Valid Inequalities: an inequality $\pi^Tx \leq \pi_0$ is a valid inequality for $X \subset \mathbb{R}^n$ if $\pi^T x \leq \pi_0$ $\forall x \in X$.
Separation Problem: The separation problem is the problem of a) given some $X \subset \mathbb{R}^n$ and $x \in \mathbb{R}^n$, is $x^* \in conv(X)$? b) if not, find a valid inequality that is violated by $x^*$.
Cut: A cut is a valid inequality that separates the current fractional solution $x^*$.

The cutting plane algorithm in its general form can then be formulated as follows:
Step 1: Solve the linear programming relaxation problem. Get $x^*$.
Step 2: If $x^*$ integral stop, else find a valid inequality that will exclude $x^*$.
Step 3: Go to Step 1.

The main challenges are then a) to find valid cuts (inequalities), b) to find cuts that will quickly lead to the optimal integer solution, c) to find a method for generating cuts that is guaranteed to terminate.

A method for general cuts called the Logical Cuts.

The idea behind logical cuts it to come up with a valid inequality through logical reasoning about the relation between the variables.
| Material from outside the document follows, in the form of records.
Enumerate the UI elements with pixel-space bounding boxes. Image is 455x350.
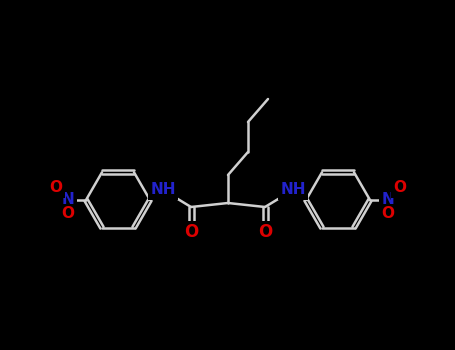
Text: O: O xyxy=(50,181,62,196)
Text: O: O xyxy=(381,206,394,222)
Text: N: N xyxy=(61,193,74,208)
Text: NH: NH xyxy=(280,182,306,197)
Text: O: O xyxy=(184,223,198,241)
Text: N: N xyxy=(382,193,394,208)
Text: NH: NH xyxy=(150,182,176,197)
Text: O: O xyxy=(394,181,406,196)
Text: O: O xyxy=(61,206,75,222)
Text: O: O xyxy=(258,223,272,241)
Consider the following 0-1 knapsack set, where $B$ denotes the set of binary integers, i.e. $B = \{0, 1\}$:
$X =\{x \in B^5 : 3x_1 - 4x_2 +2x_3 - 3x_4 +x_5 \leq -2\}$
Reasoning logically, we find out what always has to hold about the variables $x_1...x_5$: if $x_2 = x_4 = 0$, then the LHS =$x_2 = x_4 = 0$ and the RHS = $-2$, which is impossible, so all feasible solutions satisfy the valid inequality $x_2 + x_4 \geq 1$.

Other methods for general cuts include cover inequalities and Chvátal-Gomory cuts, which can also simplify an integral multi-objective optimization problem for us.